With Long-term Side Effects of COVID-19 Still Unknown, Pediatricians Urge Parents to Get Children Vaccinated

By Alexandra Becker

Last week, the U.S. Food and Drug Administration (FDA) granted Emergency Use Authorization for Pfizer’s COVID-19 vaccine for children ages 12 to 15. Public health experts and pediatricians welcomed the news, noting that widespread vaccination in all age groups will be required to bring the pandemic under control.

By late Wednesday, after the Centers for Disease Control and Prevention (CDC) seconded the recommendation, Memorial Hermann began administering its Pfizer vaccines to eligible individuals within the age group.

“I’m just really excited to have a chance to have a bit of normalcy again,” said 15-year-old Kathryn McCarthy, after receiving her first dose. “The more of us who get the vaccine, the faster we’ll be able to hang out in person, go to school normally, and just have our lives back.”

However, despite the excitement surrounding this next big milestone, many pediatricians are already observing a bothersome trend: some parents, many of whom have already gotten a COVID-19 vaccine themselves, appear to be more hesitant when it comes to vaccinating their children against the disease. Their reasoning? Some are worried about the possibility of unknown, long-term side effects.

But Dr. Victoria Regan, Vice President of Women’s and Children’s Services at Memorial Hermann Health System and a pediatrician by trade, said that’s flawed thinking—in fact, she explained, the very opposite may be true.

“Parents are worried about long-term side effects of the vaccine when we have absolutely no scientific basis for this theory,” Regan said. “Meanwhile, we are observing lingering side-effects of contracting COVID-19 disease—even mild cases—including myocarditis, which is a serious condition involving inflammation in the heart.”

Backed by public health experts including the CDC and the American Academy of Pediatrics, Regan strongly advises that kids ages 12 to 15 become vaccinated as soon as possible now that the Pfizer vaccine is approved for their age group. These medical groups stand by the safety and efficacy of the vaccine and say the benefits far outweigh any perceived risk.

“It would be much worse for a child to get COVID-19, potentially get severely ill, spread it to their loved ones, or possibly suffer from long-term side effects down the road, including the potential for heart failure,” said Regan. “The data shows this vaccine to be safe, and it was thoroughly studied in thousands of children, all of whom were monitored carefully during the trials.”

Pfizer’s vaccine trial for this age group enrolled 2,260 adolescents 12 to 15 years of age in the U.S., and it proved to be extremely well tolerated among the participants. Even more, the vaccine demonstrated 100 percent efficacy and robust antibody responses. The observed side effects were similar to those seen in adults, including pain at the injection site, tiredness, headaches, chills, fever, and muscle and joint pain.

“This is what will allow your kids to get back to the life they had before—to sports and sleepovers and going out for pizza,” Regan said. “Through these vaccinations, they can go back to enjoying pre-pandemic activities while protecting themselves and everyone around them.”

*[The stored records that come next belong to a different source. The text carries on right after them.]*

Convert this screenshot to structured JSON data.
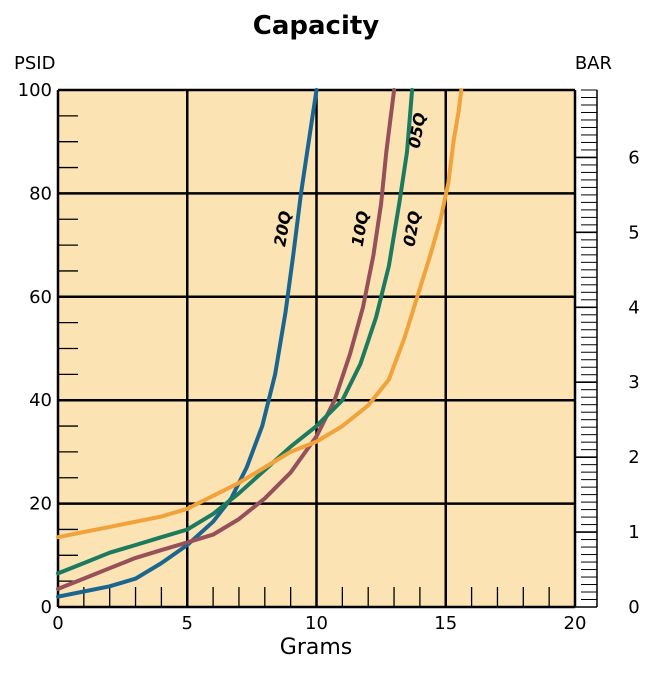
{
  "chart_data": {
    "type": "line",
    "title": "Capacity",
    "xlabel": "Grams",
    "ylabel_left": "PSID",
    "ylabel_right": "BAR",
    "xlim": [
      0,
      20
    ],
    "ylim": [
      0,
      100
    ],
    "ylim_right": [
      0,
      6.9
    ],
    "x_ticks": [
      0,
      5,
      10,
      15,
      20
    ],
    "y_ticks": [
      0,
      20,
      40,
      60,
      80,
      100
    ],
    "y_right_ticks": [
      0,
      1,
      2,
      3,
      4,
      5,
      6
    ],
    "grid": true,
    "background_color": "#FCE3B4",
    "series": [
      {
        "name": "20Q",
        "color": "#1B6690",
        "points": [
          [
            0,
            2
          ],
          [
            1,
            3
          ],
          [
            2,
            4
          ],
          [
            3,
            5.5
          ],
          [
            4,
            8.5
          ],
          [
            5,
            12
          ],
          [
            6,
            16.5
          ],
          [
            6.7,
            21
          ],
          [
            7.3,
            27
          ],
          [
            7.9,
            35
          ],
          [
            8.4,
            45
          ],
          [
            8.8,
            57
          ],
          [
            9.1,
            68
          ],
          [
            9.4,
            80
          ],
          [
            9.7,
            90
          ],
          [
            10,
            100
          ]
        ]
      },
      {
        "name": "10Q",
        "color": "#96505A",
        "points": [
          [
            0,
            3.5
          ],
          [
            1,
            5.5
          ],
          [
            2,
            7.5
          ],
          [
            3,
            9.5
          ],
          [
            4,
            11
          ],
          [
            5,
            12.5
          ],
          [
            6,
            14
          ],
          [
            7,
            17
          ],
          [
            8,
            21
          ],
          [
            9,
            26
          ],
          [
            10,
            33
          ],
          [
            10.7,
            40
          ],
          [
            11.3,
            49
          ],
          [
            11.8,
            58
          ],
          [
            12.2,
            68
          ],
          [
            12.5,
            78
          ],
          [
            12.7,
            88
          ],
          [
            13,
            100
          ]
        ]
      },
      {
        "name": "05Q",
        "color": "#1C7A5E",
        "points": [
          [
            0,
            6.5
          ],
          [
            1,
            8.5
          ],
          [
            2,
            10.5
          ],
          [
            3,
            12
          ],
          [
            4,
            13.5
          ],
          [
            5,
            15
          ],
          [
            6,
            18
          ],
          [
            7,
            22
          ],
          [
            8,
            26.5
          ],
          [
            9,
            31
          ],
          [
            10,
            35
          ],
          [
            11,
            40
          ],
          [
            11.7,
            47
          ],
          [
            12.3,
            56
          ],
          [
            12.8,
            66
          ],
          [
            13.2,
            78
          ],
          [
            13.5,
            88
          ],
          [
            13.7,
            100
          ]
        ]
      },
      {
        "name": "02Q",
        "color": "#F2A23A",
        "points": [
          [
            0,
            13.5
          ],
          [
            1,
            14.5
          ],
          [
            2,
            15.5
          ],
          [
            3,
            16.5
          ],
          [
            4,
            17.5
          ],
          [
            5,
            19
          ],
          [
            6,
            21.5
          ],
          [
            7,
            24
          ],
          [
            8,
            27
          ],
          [
            9,
            30
          ],
          [
            10,
            32
          ],
          [
            11,
            35
          ],
          [
            12,
            39
          ],
          [
            12.8,
            44
          ],
          [
            13.4,
            52
          ],
          [
            13.9,
            60
          ],
          [
            14.4,
            68
          ],
          [
            14.8,
            75
          ],
          [
            15.1,
            82
          ],
          [
            15.3,
            90
          ],
          [
            15.5,
            96
          ],
          [
            15.6,
            100
          ]
        ]
      }
    ],
    "series_label_positions": [
      {
        "name": "20Q",
        "x": 8.9,
        "y": 73
      },
      {
        "name": "10Q",
        "x": 11.9,
        "y": 73
      },
      {
        "name": "05Q",
        "x": 14.1,
        "y": 92
      },
      {
        "name": "02Q",
        "x": 13.9,
        "y": 73
      }
    ]
  }
}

Regan added that she highly encourages athletes to get the vaccine, since COVID-19 seems to spread quickly within these groups. She also noted that Pfizer’s vaccine protects against the new variants currently circulating in Greater Houston, so any child in this age group who previously contracted COVID-19 should also be sure to get the vaccine.

“We cannot stress enough that this vaccine is not only safe, but that by allowing your child to get this vaccine, you are making a choice to continue to keep them safe,” Regan said. “The vaccine is not the danger—COVID-19 is the danger. Please, trust the science and trust the experts.”

Parents can register their children for a COVID-19 vaccine through Memorial Hermann’s COVID-19 Vaccination Request Form. All minors must be accompanied by a parent or legal representative at their vaccine appointment.